Here’s a New Year’s resolution that might save you thousands of dollars: Review your homeowner’s, auto and life insurance policies.
Insurance isn’t necessarily the most scintillating topic for consumers, yet it’s essential to your financial well being. You and your family are at risk big time if you don’t have sufficient coverage.
A Bankrate study found that nearly four in 10 parents with children under age 18 have no life insurance. A third of those who are insured have less than $100,000 in coverage.
Meanwhile, having insufficient coverage on your home and possessions could hamstring your finances in the event of a big property loss, like a fire.
Now might be a good time for a checkup.
Cover Your Valuables
Let’s say you received some pricey gifts this year, including fine art or jewelry.
Think about protecting your new luxury items with a valuable personal property policy, which is available as a rider to your existing homeowners’ or renters’ insurance.
If you already have a collection of baubles and other hard-to-value property, be sure to have them appraised so that you can adequately insure them, said Scott Teller, a customer segmentation officer for personal risk services at Chubb.
“The cost to rebuild your home is more, because now you have a brand-new kitchen that you’ll need to fully replace.”
Meanwhile, if you’re treating yourself to a new kitchen or bathroom, be sure to notify your insurance provider before you start.
If your remodeling project is major, you may need to consider a builder’s risk policy, which will protect your home from damage that’s incurred during construction, including vandalism, theft of materials, and wind and rain.
Dig into the details of your construction crew’s insurance policies.
Make sure that your contractor has sufficient liability coverage to protect you in the event they damage your home, said Loretta Worters, vice president for the Insurance Information Institute in New York.
Confirm that your contractor is carrying workers’ compensation coverage, too. These are details that you can request, Worters said.
Hold on to your receipts, copies of contracts and photos from before, during and after your remodeling job.

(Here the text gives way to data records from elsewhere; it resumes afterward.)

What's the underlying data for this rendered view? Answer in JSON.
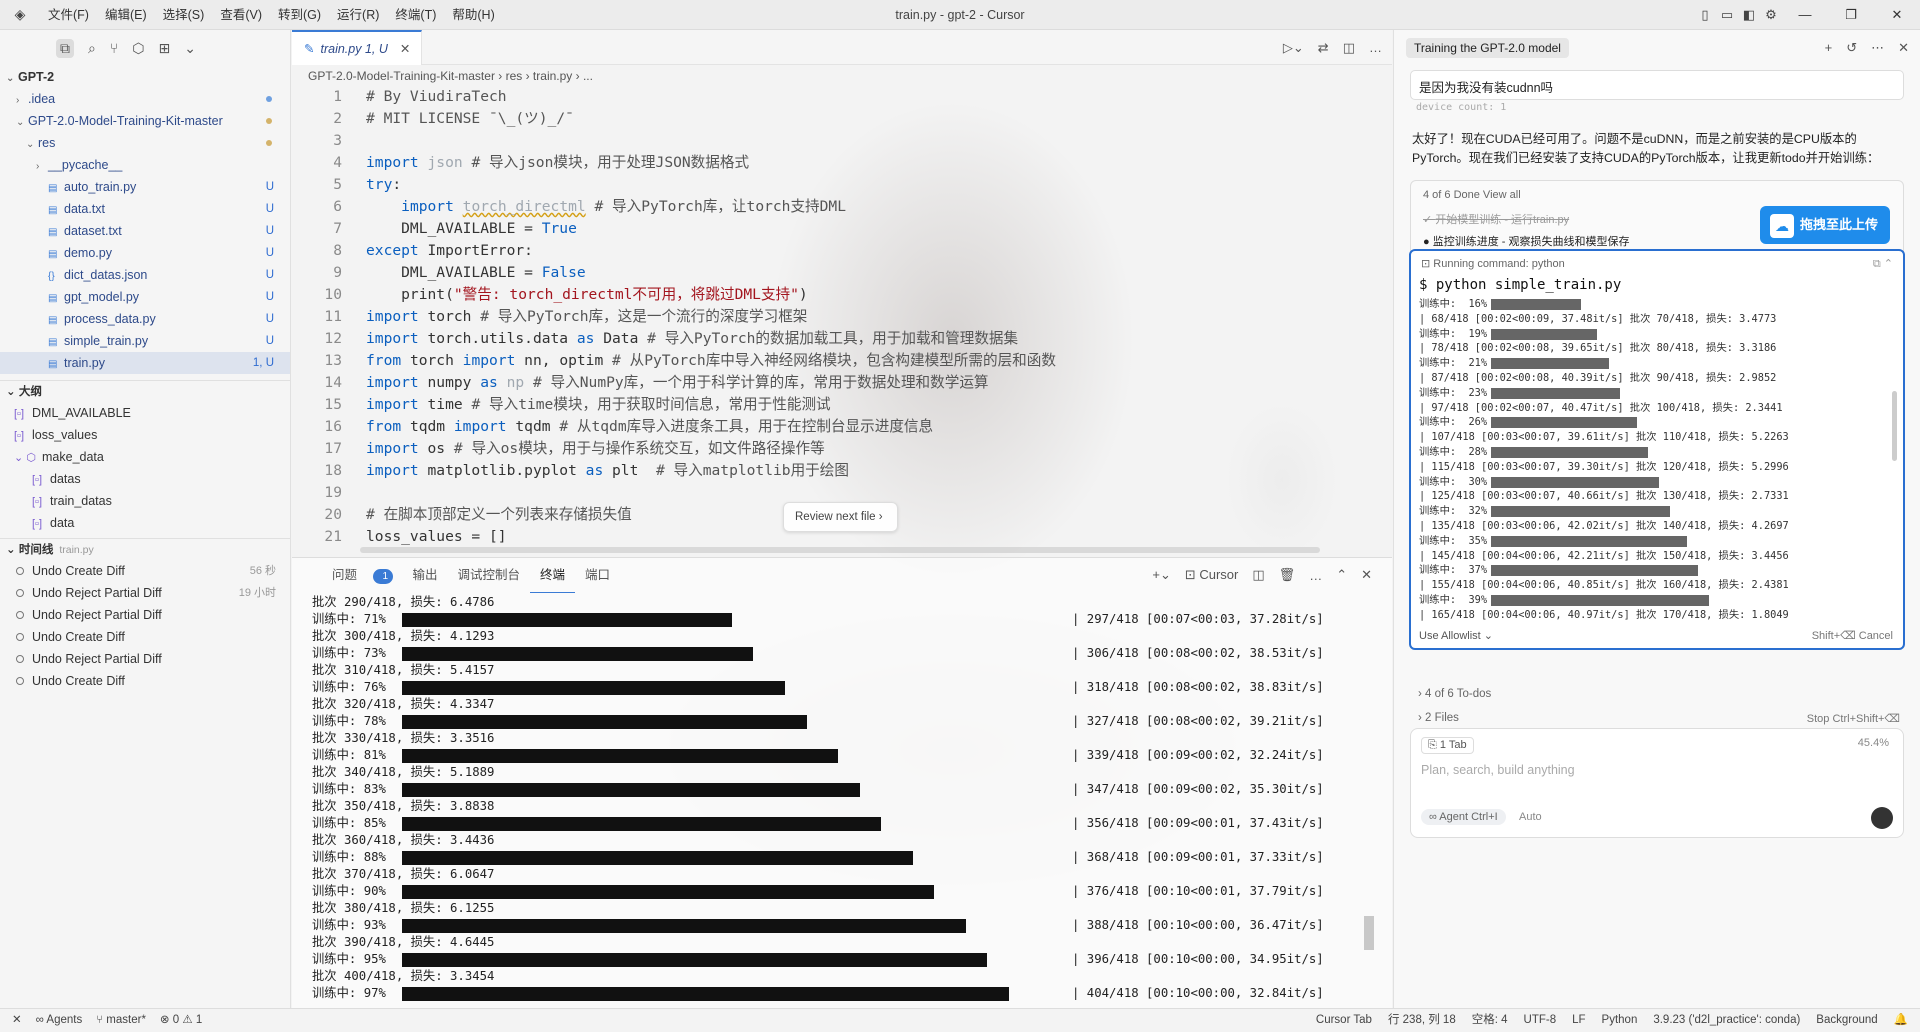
{
  "window": {
    "title": "train.py - gpt-2 - Cursor",
    "menu": [
      "文件(F)",
      "编辑(E)",
      "选择(S)",
      "查看(V)",
      "转到(G)",
      "运行(R)",
      "终端(T)",
      "帮助(H)"
    ]
  },
  "explorer": {
    "root": "GPT-2",
    "items": [
      {
        "label": ".idea",
        "depth": 1,
        "twisty": "›",
        "marker": "dot"
      },
      {
        "label": "GPT-2.0-Model-Training-Kit-master",
        "depth": 1,
        "twisty": "⌄",
        "marker": "doty"
      },
      {
        "label": "res",
        "depth": 2,
        "twisty": "⌄",
        "marker": "doty"
      },
      {
        "label": "__pycache__",
        "depth": 3,
        "twisty": "›",
        "marker": ""
      },
      {
        "label": "auto_train.py",
        "depth": 3,
        "twisty": "",
        "marker": "U"
      },
      {
        "label": "data.txt",
        "depth": 3,
        "twisty": "",
        "marker": "U"
      },
      {
        "label": "dataset.txt",
        "depth": 3,
        "twisty": "",
        "marker": "U"
      },
      {
        "label": "demo.py",
        "depth": 3,
        "twisty": "",
        "marker": "U"
      },
      {
        "label": "dict_datas.json",
        "depth": 3,
        "twisty": "",
        "marker": "U"
      },
      {
        "label": "gpt_model.py",
        "depth": 3,
        "twisty": "",
        "marker": "U"
      },
      {
        "label": "process_data.py",
        "depth": 3,
        "twisty": "",
        "marker": "U"
      },
      {
        "label": "simple_train.py",
        "depth": 3,
        "twisty": "",
        "marker": "U"
      },
      {
        "label": "train.py",
        "depth": 3,
        "twisty": "",
        "marker": "1, U"
      }
    ]
  },
  "outline": {
    "title": "大纲",
    "items": [
      {
        "label": "DML_AVAILABLE",
        "depth": 1
      },
      {
        "label": "loss_values",
        "depth": 1
      },
      {
        "label": "make_data",
        "depth": 1
      },
      {
        "label": "datas",
        "depth": 2
      },
      {
        "label": "train_datas",
        "depth": 2
      },
      {
        "label": "data",
        "depth": 2
      }
    ]
  },
  "timeline": {
    "title": "时间线",
    "file": "train.py",
    "items": [
      {
        "label": "Undo Create Diff",
        "when": "56 秒"
      },
      {
        "label": "Undo Reject Partial Diff",
        "when": "19 小时"
      },
      {
        "label": "Undo Reject Partial Diff",
        "when": ""
      },
      {
        "label": "Undo Create Diff",
        "when": ""
      },
      {
        "label": "Undo Reject Partial Diff",
        "when": ""
      },
      {
        "label": "Undo Create Diff",
        "when": ""
      }
    ]
  },
  "editor": {
    "tab": "train.py 1, U",
    "breadcrumb": "GPT-2.0-Model-Training-Kit-master  ›  res  ›  train.py  ›  ...",
    "review_button": "Review next file  ›",
    "lines": [
      "<span class=\"cm\"># By ViudiraTech</span>",
      "<span class=\"cm\"># MIT LICENSE ¯\\_(ツ)_/¯</span>",
      "",
      "<span class=\"kw\">import</span> <span class=\"dim\">json</span> <span class=\"cm\"># 导入json模块，用于处理JSON数据格式</span>",
      "<span class=\"kw\">try</span>:",
      "    <span class=\"kw\">import</span> <span class=\"dim und\">torch_directml</span> <span class=\"cm\"># 导入PyTorch库，让torch支持DML</span>",
      "    DML_AVAILABLE = <span class=\"kw\">True</span>",
      "<span class=\"kw\">except</span> ImportError:",
      "    DML_AVAILABLE = <span class=\"kw\">False</span>",
      "    print(<span class=\"st\">\"警告: torch_directml不可用，将跳过DML支持\"</span>)",
      "<span class=\"kw\">import</span> torch <span class=\"cm\"># 导入PyTorch库，这是一个流行的深度学习框架</span>",
      "<span class=\"kw\">import</span> torch.utils.data <span class=\"kw\">as</span> Data <span class=\"cm\"># 导入PyTorch的数据加载工具，用于加载和管理数据集</span>",
      "<span class=\"kw\">from</span> torch <span class=\"kw\">import</span> nn, optim <span class=\"cm\"># 从PyTorch库中导入神经网络模块，包含构建模型所需的层和函数</span>",
      "<span class=\"kw\">import</span> numpy <span class=\"kw\">as</span> <span class=\"dim\">np</span> <span class=\"cm\"># 导入NumPy库，一个用于科学计算的库，常用于数据处理和数学运算</span>",
      "<span class=\"kw\">import</span> time <span class=\"cm\"># 导入time模块，用于获取时间信息，常用于性能测试</span>",
      "<span class=\"kw\">from</span> tqdm <span class=\"kw\">import</span> tqdm <span class=\"cm\"># 从tqdm库导入进度条工具，用于在控制台显示进度信息</span>",
      "<span class=\"kw\">import</span> os <span class=\"cm\"># 导入os模块，用于与操作系统交互，如文件路径操作等</span>",
      "<span class=\"kw\">import</span> matplotlib.pyplot <span class=\"kw\">as</span> plt  <span class=\"cm\"># 导入matplotlib用于绘图</span>",
      "",
      "<span class=\"cm\"># 在脚本顶部定义一个列表来存储损失值</span>",
      "loss_values = []"
    ]
  },
  "panel": {
    "tabs": [
      "问题",
      "输出",
      "调试控制台",
      "终端",
      "端口"
    ],
    "problems_count": "1",
    "cursor_label": "Cursor",
    "terminal": [
      {
        "batch": "批次 290/418, 损失: 6.4786",
        "pct": "71%",
        "progress": 0.71,
        "rate": "| 297/418 [00:07<00:03, 37.28it/s]"
      },
      {
        "batch": "批次 300/418, 损失: 4.1293",
        "pct": "73%",
        "progress": 0.73,
        "rate": "| 306/418 [00:08<00:02, 38.53it/s]"
      },
      {
        "batch": "批次 310/418, 损失: 5.4157",
        "pct": "76%",
        "progress": 0.76,
        "rate": "| 318/418 [00:08<00:02, 38.83it/s]"
      },
      {
        "batch": "批次 320/418, 损失: 4.3347",
        "pct": "78%",
        "progress": 0.78,
        "rate": "| 327/418 [00:08<00:02, 39.21it/s]"
      },
      {
        "batch": "批次 330/418, 损失: 3.3516",
        "pct": "81%",
        "progress": 0.81,
        "rate": "| 339/418 [00:09<00:02, 32.24it/s]"
      },
      {
        "batch": "批次 340/418, 损失: 5.1889",
        "pct": "83%",
        "progress": 0.83,
        "rate": "| 347/418 [00:09<00:02, 35.30it/s]"
      },
      {
        "batch": "批次 350/418, 损失: 3.8838",
        "pct": "85%",
        "progress": 0.85,
        "rate": "| 356/418 [00:09<00:01, 37.43it/s]"
      },
      {
        "batch": "批次 360/418, 损失: 3.4436",
        "pct": "88%",
        "progress": 0.88,
        "rate": "| 368/418 [00:09<00:01, 37.33it/s]"
      },
      {
        "batch": "批次 370/418, 损失: 6.0647",
        "pct": "90%",
        "progress": 0.9,
        "rate": "| 376/418 [00:10<00:01, 37.79it/s]"
      },
      {
        "batch": "批次 380/418, 损失: 6.1255",
        "pct": "93%",
        "progress": 0.93,
        "rate": "| 388/418 [00:10<00:00, 36.47it/s]"
      },
      {
        "batch": "批次 390/418, 损失: 4.6445",
        "pct": "95%",
        "progress": 0.95,
        "rate": "| 396/418 [00:10<00:00, 34.95it/s]"
      },
      {
        "batch": "批次 400/418, 损失: 3.3454",
        "pct": "97%",
        "progress": 0.97,
        "rate": "| 404/418 [00:10<00:00, 32.84it/s]"
      }
    ],
    "training_label": "训练中:"
  },
  "ai": {
    "title": "Training the GPT-2.0 model",
    "user_question": "是因为我没有装cudnn吗",
    "prev_output": "device count: 1",
    "message": "太好了！现在CUDA已经可用了。问题不是cuDNN，而是之前安装的是CPU版本的PyTorch。现在我们已经安装了支持CUDA的PyTorch版本，让我更新todo并开始训练：",
    "todo_header": "4 of 6 Done  View all",
    "todo_done": "开始模型训练 - 运行train.py",
    "todo_current": "监控训练进度 - 观察损失曲线和模型保存",
    "upload_button": "拖拽至此上传",
    "cmd_header": "Running command: python",
    "command": "$ python simple_train.py",
    "cmd_output": [
      {
        "t": "训练中:  16%",
        "progress": 0.16
      },
      {
        "t": "| 68/418 [00:02<00:09, 37.48it/s] 批次 70/418, 损失: 3.4773"
      },
      {
        "t": "训练中:  19%",
        "progress": 0.19
      },
      {
        "t": "| 78/418 [00:02<00:08, 39.65it/s] 批次 80/418, 损失: 3.3186"
      },
      {
        "t": "训练中:  21%",
        "progress": 0.21
      },
      {
        "t": "| 87/418 [00:02<00:08, 40.39it/s] 批次 90/418, 损失: 2.9852"
      },
      {
        "t": "训练中:  23%",
        "progress": 0.23
      },
      {
        "t": "| 97/418 [00:02<00:07, 40.47it/s] 批次 100/418, 损失: 2.3441"
      },
      {
        "t": "训练中:  26%",
        "progress": 0.26
      },
      {
        "t": "| 107/418 [00:03<00:07, 39.61it/s] 批次 110/418, 损失: 5.2263"
      },
      {
        "t": "训练中:  28%",
        "progress": 0.28
      },
      {
        "t": "| 115/418 [00:03<00:07, 39.30it/s] 批次 120/418, 损失: 5.2996"
      },
      {
        "t": "训练中:  30%",
        "progress": 0.3
      },
      {
        "t": "| 125/418 [00:03<00:07, 40.66it/s] 批次 130/418, 损失: 2.7331"
      },
      {
        "t": "训练中:  32%",
        "progress": 0.32
      },
      {
        "t": "| 135/418 [00:03<00:06, 42.02it/s] 批次 140/418, 损失: 4.2697"
      },
      {
        "t": "训练中:  35%",
        "progress": 0.35
      },
      {
        "t": "| 145/418 [00:04<00:06, 42.21it/s] 批次 150/418, 损失: 3.4456"
      },
      {
        "t": "训练中:  37%",
        "progress": 0.37
      },
      {
        "t": "| 155/418 [00:04<00:06, 40.85it/s] 批次 160/418, 损失: 2.4381"
      },
      {
        "t": "训练中:  39%",
        "progress": 0.39
      },
      {
        "t": "| 165/418 [00:04<00:06, 40.97it/s] 批次 170/418, 损失: 1.8049"
      }
    ],
    "allowlist": "Use Allowlist ⌄",
    "cancel": "Shift+⌫ Cancel",
    "todos_line": "›  4 of 6 To-dos",
    "files_line": "›  2 Files",
    "stop": "Stop Ctrl+Shift+⌫",
    "tab_chip": "⎘ 1 Tab",
    "context_pct": "45.4%",
    "placeholder": "Plan, search, build anything",
    "agent_chip": "∞ Agent Ctrl+I",
    "auto": "Auto"
  },
  "status": {
    "left": [
      "✕",
      "∞ Agents",
      "⑂ master*",
      "⊗ 0 ⚠ 1"
    ],
    "right": [
      "Cursor Tab",
      "行 238, 列 18",
      "空格: 4",
      "UTF-8",
      "LF",
      "Python",
      "3.9.23 ('d2l_practice': conda)",
      "Background",
      "🔔"
    ]
  },
  "colors": {
    "accent": "#3a7bd5",
    "upload": "#1f8ceb",
    "keyword": "#0b5fbf",
    "string": "#a3151e"
  }
}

You’ll need to forward these to your insurance company and discuss raising your coverage after the revamp.
“The cost to rebuild your home is more, because now you have a brand-new kitchen that you’ll need to fully replace,” said Worters.

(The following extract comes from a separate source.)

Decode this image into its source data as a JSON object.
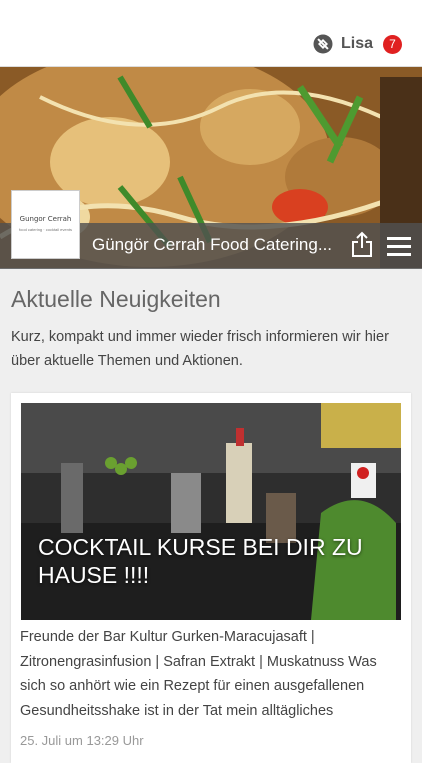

Perhaps you’re starting off the new year with a brand new car.
You’ll need collision and comprehensive coverage, which covers damage from vandalism, theft and falling objects. You might also want to consider increasing your liability insurance limits, said Worters.
With an older car, less insurance may equate to more savings.

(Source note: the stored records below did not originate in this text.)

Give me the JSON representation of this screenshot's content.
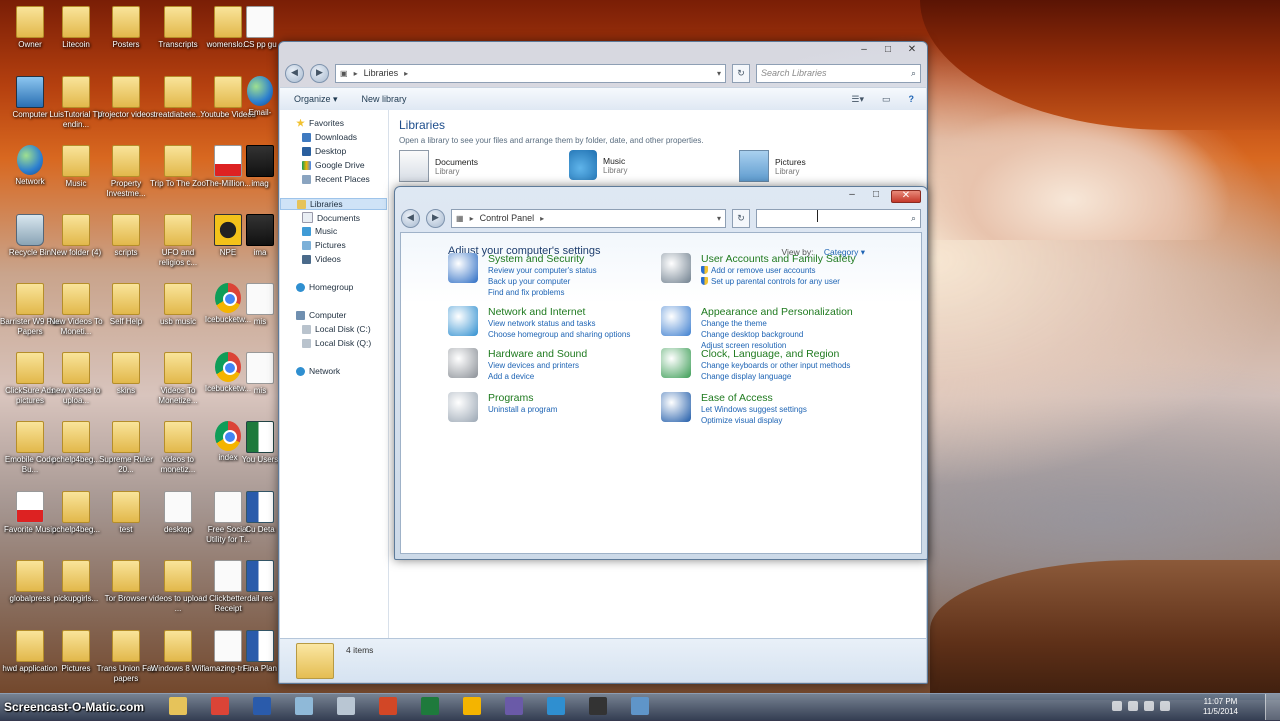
{
  "desktop": {
    "icons": [
      {
        "label": "Owner",
        "type": "folder"
      },
      {
        "label": "Litecoin",
        "type": "folder"
      },
      {
        "label": "Posters",
        "type": "folder"
      },
      {
        "label": "Transcripts",
        "type": "folder"
      },
      {
        "label": "womenslo...",
        "type": "folder"
      },
      {
        "label": "CS pp gu",
        "type": "doc"
      },
      {
        "label": "Computer",
        "type": "pc"
      },
      {
        "label": "LuisTutorial TV endin...",
        "type": "folder"
      },
      {
        "label": "projector videos",
        "type": "folder"
      },
      {
        "label": "treatdiabete...",
        "type": "folder"
      },
      {
        "label": "Youtube Videos",
        "type": "folder"
      },
      {
        "label": "Email-",
        "type": "globe"
      },
      {
        "label": "Network",
        "type": "globe"
      },
      {
        "label": "Music",
        "type": "folder"
      },
      {
        "label": "Property Investme...",
        "type": "folder"
      },
      {
        "label": "Trip To The Zoo",
        "type": "folder"
      },
      {
        "label": "The-Million...",
        "type": "pdf"
      },
      {
        "label": "imag",
        "type": "dark"
      },
      {
        "label": "Recycle Bin",
        "type": "bin"
      },
      {
        "label": "New folder (4)",
        "type": "folder"
      },
      {
        "label": "scripts",
        "type": "folder"
      },
      {
        "label": "UFO and religios c...",
        "type": "folder"
      },
      {
        "label": "NPE",
        "type": "npe"
      },
      {
        "label": "ima",
        "type": "dark"
      },
      {
        "label": "Barrister W9 Fax Papers",
        "type": "folder"
      },
      {
        "label": "New Videos To Moneti...",
        "type": "folder"
      },
      {
        "label": "Self Help",
        "type": "folder"
      },
      {
        "label": "usb music",
        "type": "folder"
      },
      {
        "label": "Icebucketw...",
        "type": "chrome"
      },
      {
        "label": "mis",
        "type": "doc"
      },
      {
        "label": "ClickSure Ads pictures",
        "type": "folder"
      },
      {
        "label": "new videos to uploa...",
        "type": "folder"
      },
      {
        "label": "skins",
        "type": "folder"
      },
      {
        "label": "Videos To Monetize...",
        "type": "folder"
      },
      {
        "label": "Icebucketw...",
        "type": "chrome"
      },
      {
        "label": "mis",
        "type": "doc"
      },
      {
        "label": "Emobile Code Bu...",
        "type": "folder"
      },
      {
        "label": "pchelp4beg...",
        "type": "folder"
      },
      {
        "label": "Supreme Ruler 20...",
        "type": "folder"
      },
      {
        "label": "videos to monetiz...",
        "type": "folder"
      },
      {
        "label": "index",
        "type": "chrome"
      },
      {
        "label": "You Users",
        "type": "excel"
      },
      {
        "label": "Favorite Music",
        "type": "pdf"
      },
      {
        "label": "pchelp4beg...",
        "type": "folder"
      },
      {
        "label": "test",
        "type": "folder"
      },
      {
        "label": "desktop",
        "type": "doc"
      },
      {
        "label": "Free Social Utility for T...",
        "type": "doc"
      },
      {
        "label": "Cu Deta",
        "type": "word"
      },
      {
        "label": "globalpress",
        "type": "folder"
      },
      {
        "label": "pickupgirls...",
        "type": "folder"
      },
      {
        "label": "Tor Browser",
        "type": "folder"
      },
      {
        "label": "videos to upload ...",
        "type": "folder"
      },
      {
        "label": "Clickbetter Receipt",
        "type": "doc"
      },
      {
        "label": "dail res",
        "type": "word"
      },
      {
        "label": "hwd application",
        "type": "folder"
      },
      {
        "label": "Pictures",
        "type": "folder"
      },
      {
        "label": "Trans Union Fax papers",
        "type": "folder"
      },
      {
        "label": "Windows 8 Wifi",
        "type": "folder"
      },
      {
        "label": "amazing-tri...",
        "type": "doc"
      },
      {
        "label": "Fina Plan",
        "type": "word"
      }
    ]
  },
  "libraries_window": {
    "breadcrumb": "Libraries",
    "search_placeholder": "Search Libraries",
    "organize": "Organize ▾",
    "new_library": "New library",
    "title": "Libraries",
    "subtitle": "Open a library to see your files and arrange them by folder, date, and other properties.",
    "nav": {
      "favorites": "Favorites",
      "downloads": "Downloads",
      "desktop": "Desktop",
      "google_drive": "Google Drive",
      "recent_places": "Recent Places",
      "libraries": "Libraries",
      "documents": "Documents",
      "music": "Music",
      "pictures": "Pictures",
      "videos": "Videos",
      "homegroup": "Homegroup",
      "computer": "Computer",
      "local_c": "Local Disk (C:)",
      "local_q": "Local Disk (Q:)",
      "network": "Network"
    },
    "libs": [
      {
        "name": "Documents",
        "type": "Library"
      },
      {
        "name": "Music",
        "type": "Library"
      },
      {
        "name": "Pictures",
        "type": "Library"
      }
    ],
    "item_count": "4 items"
  },
  "control_panel": {
    "breadcrumb": "Control Panel",
    "search_value": "",
    "heading": "Adjust your computer's settings",
    "view_by_label": "View by:",
    "view_by_value": "Category ▾",
    "categories_left": [
      {
        "title": "System and Security",
        "links": [
          "Review your computer's status",
          "Back up your computer",
          "Find and fix problems"
        ],
        "icon": "shield-icon",
        "color": "#2b6cc4"
      },
      {
        "title": "Network and Internet",
        "links": [
          "View network status and tasks",
          "Choose homegroup and sharing options"
        ],
        "icon": "network-globe-icon",
        "color": "#2f8fd0"
      },
      {
        "title": "Hardware and Sound",
        "links": [
          "View devices and printers",
          "Add a device"
        ],
        "icon": "printer-icon",
        "color": "#8a8f96"
      },
      {
        "title": "Programs",
        "links": [
          "Uninstall a program"
        ],
        "icon": "programs-icon",
        "color": "#9aa6b3"
      }
    ],
    "categories_right": [
      {
        "title": "User Accounts and Family Safety",
        "links": [
          "Add or remove user accounts",
          "Set up parental controls for any user"
        ],
        "icon": "users-icon",
        "color": "#6f7f8e"
      },
      {
        "title": "Appearance and Personalization",
        "links": [
          "Change the theme",
          "Change desktop background",
          "Adjust screen resolution"
        ],
        "icon": "monitor-icon",
        "color": "#3d7ecf"
      },
      {
        "title": "Clock, Language, and Region",
        "links": [
          "Change keyboards or other input methods",
          "Change display language"
        ],
        "icon": "globe-clock-icon",
        "color": "#3a9c54"
      },
      {
        "title": "Ease of Access",
        "links": [
          "Let Windows suggest settings",
          "Optimize visual display"
        ],
        "icon": "ease-access-icon",
        "color": "#1e5aa8"
      }
    ]
  },
  "taskbar": {
    "watermark": "Screencast-O-Matic.com",
    "time": "11:07 PM",
    "date": "11/5/2014",
    "items": [
      {
        "name": "explorer",
        "color": "#e6c35a"
      },
      {
        "name": "chrome",
        "color": "#db4437"
      },
      {
        "name": "word",
        "color": "#2a5bab"
      },
      {
        "name": "notepad",
        "color": "#8fb9d8"
      },
      {
        "name": "calculator",
        "color": "#b9c6d3"
      },
      {
        "name": "powerpoint",
        "color": "#d24726"
      },
      {
        "name": "excel",
        "color": "#1e7a3c"
      },
      {
        "name": "chrome2",
        "color": "#f4b400"
      },
      {
        "name": "app",
        "color": "#6a5aa8"
      },
      {
        "name": "app2",
        "color": "#2f8fd0"
      },
      {
        "name": "app3",
        "color": "#333333"
      },
      {
        "name": "control-panel",
        "color": "#5f95c9"
      }
    ]
  }
}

“If it isn’t worth putting comprehensive coverage on your old car, then that’s something to consider,” said Worters. In that case, go for collision and liability insurance only.
“If the market value of your older car is worth less than 10 times the auto insurance premium you pay, then that’s when comprehensive coverage may not be effective,” she said.
Life Insurance Needs
Take a second look at your life insurance policy if you had a major life change during 2016, including having children, getting married or divorced, or finding a new job.
All of those developments should make you consider whether your death benefit is sufficient, according to Matt Cosgriff, a certified financial planner at BerganKDV in Minneapolis.
“We don’t like rules of thumb, but if your death benefit is equal to 10 times your income, then that’s a starting point,” he said.
A financial planner can help you determine the amount of insurance that’s right for you and your household.
NerdWallet estimates that a 30-year term policy for $500,000 will cost a healthy 30-year-old man about $400 a year.
Permanent Life Insurance
Permanent life insurance policies don’t expire after a stated period, and they include whole, universal and variable life. This type of coverage is commonly used for retirement income strategies and estate planning.
If you own this sort of policy, be sure to ask your insurance company for an in-force illustration. This is a snapshot of your contract. It will detail your current death benefits, the premiums you paid and the tax-advantaged cash value that’s growing within the policy.
Cash value can grow based on a stated rate of interest or it can reflect the performance of an underlying investment portfolio.
You need an in-force illustration because if your cash value isn’t growing as the insurance company had originally projected when you bought the policy, you may need to take additional steps to shore up your coverage.
“Maybe you can reduce your death benefit to make it last, or you’ll need more premiums,” said Scott J. Witt, founder of Witt Actuarial Services in New Berlin, Wisconsin.
“Until you get an in-force illustration with realistic assumptions, you won’t know what you have,” he said.